The component of commercial loan activity that is more sensitive to rising interest rates is the acquisition loan. The acquisition of commercial real estate is driven by various factors including interest rates. Commercial real estate is an alternative investment opportunity that is constantly compared to other investment alternatives such as stocks and bonds. The demand to own commercial real estate in recent years and currently is very strong, driven by the attractive yields and the lackluster performance of the other alternatives. This demand has increased sales prices, putting a squeeze on yield with low interest rates contributing as a subsidy, toward achieving those yields. As interest rates increase, the yields will not be as attractive and if sales prices do not adjust downward to reflect the increase in interest rates, alternative investments may begin to compare more favorably with commercial real estate. Sales price adjustments will take time to reflect the increasing interest rates.

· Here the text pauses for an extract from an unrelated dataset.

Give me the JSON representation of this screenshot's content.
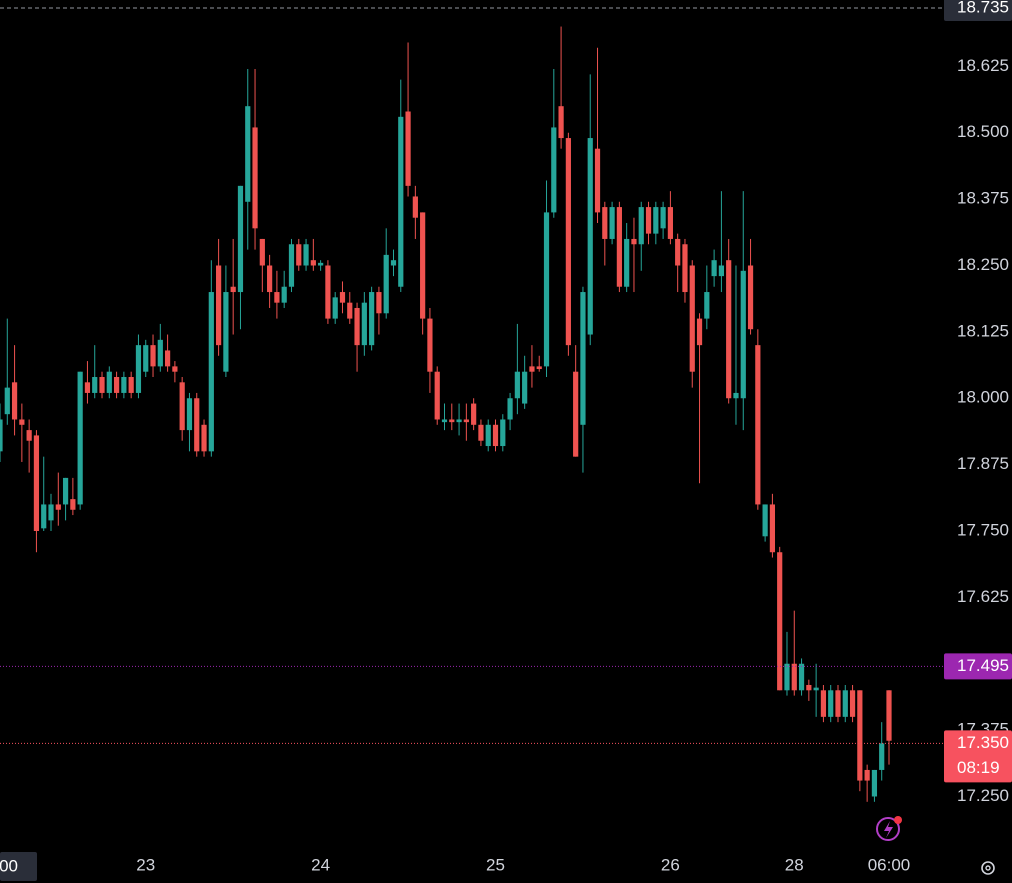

Within the last 30 days, the indices that establish longer term fixed rates of interest have moved upward in excess of 50 basis points or one half of one percent. The impact of this 50 basis points increase has resulted in a jump in interest costs from an average low of 6% to 6.5% or greater. The benchmark 10 year treasury yield surpassed the so called barrier of 5% and many interest rate gurus believe the yield may increase by another 50 basis points during the remainder of this year. Commercial interest rates are still extremely low on a historical basis, and I do not expect the recent increases to have any significant effect on commercial lending for the remainder of the year. However, if interest rates continue to rise beyond 7% and into the 8% range, we may begin to see a slackening of demand if sales prices do not adjust accordingly.
2006 should continue to be a banner year for commercial real estate acquisitions and accompanying financing. The volume may not break the record year for commercial loan funding set in 2005, but all indications are that both lenders and intermediaries are currently experiencing and expecting another great year.